India has a high prevalence of women consuming smokeless tobacco, with 18.4 per cent women, mostly from rural areas, consuming smokeless tobacco, reveals a report released in Mumbai on Monday by the Centres for Disease Control and Prevention (CDC) and National Cancer Institute.
The report titled ‘Smokeless tobacco and public health: a global perspective’ was released at Tata Memorial Hospital during the third national tobacco conference.
According to the report, more than 300 million people in at least 70 countries use smokeless tobacco, with the prevalence higher amongst youth aged between 13 to 15 years. India and Bangladesh together account for a significant 80 per cent of the total smokeless tobacco users across the globe.
Samira Asma, chief of global tobacco control branch in CDC, said, “Urgent action is needed in countries where smokeless tobacco use is most prevalent.
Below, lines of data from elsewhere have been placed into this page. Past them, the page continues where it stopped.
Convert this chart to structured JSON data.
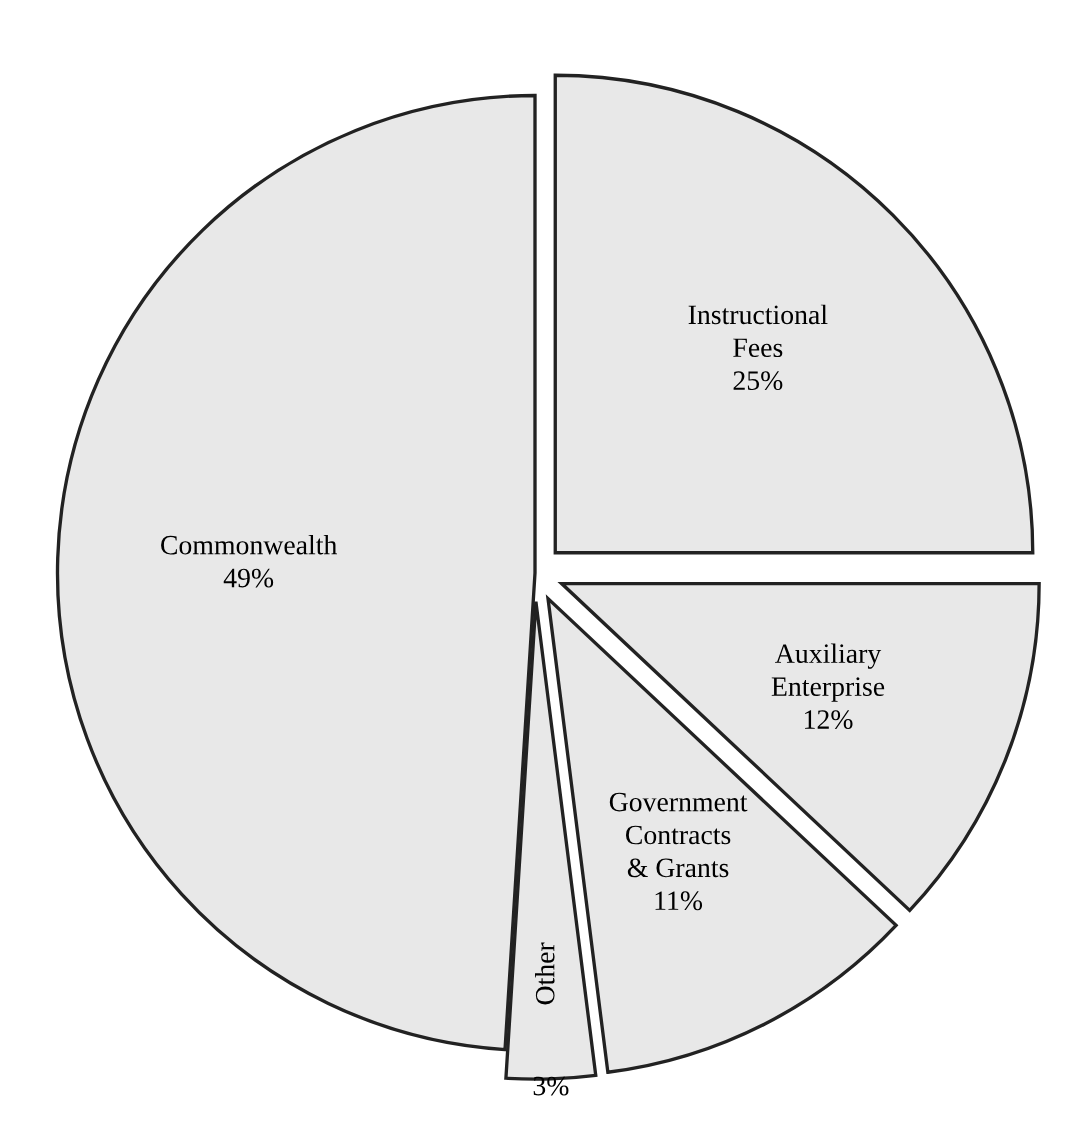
{
  "chart_data": {
    "type": "pie",
    "categories": [
      "Instructional\nFees",
      "Auxiliary\nEnterprise",
      "Government\nContracts\n& Grants",
      "Other",
      "Commonwealth"
    ],
    "values": [
      25,
      12,
      11,
      3,
      49
    ],
    "value_labels": [
      "25%",
      "12%",
      "11%",
      "3%",
      "49%"
    ],
    "colors": [
      "#e8e8e8",
      "#e8e8e8",
      "#e8e8e8",
      "#e8e8e8",
      "#e8e8e8"
    ],
    "legend": false
  }
}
Reduction of smokeless tobacco use should be an integral component of national tobacco prevention and control strategies.”
The report highlights that lime (khaini), gutka, betel and quid are the most popular options that consumers use. In Maharashtra, though the Food and Drug Administration (FDA) has banned the production and consumption of such tobacco products, but the sale continues even now, said Dr Pankaj Chaturvedi, head and neck onco-surgeon from the Tata Memorial Hospital.
Smokeless tobacco mainly comprises substances like areca nut, beetle nut, zarda, khaini, and paan masala. Experts claimed that it can cause oral, and pancreatic cancer along with cardio-vascular diseases.
Amal Pusp, director of tobacco program at the Ministry of Health and Family welfare, said, “There is a need for combined efforts to curb tobacco use in the country. We are also looking at a total end of e-cigarettes which have currently become popular.”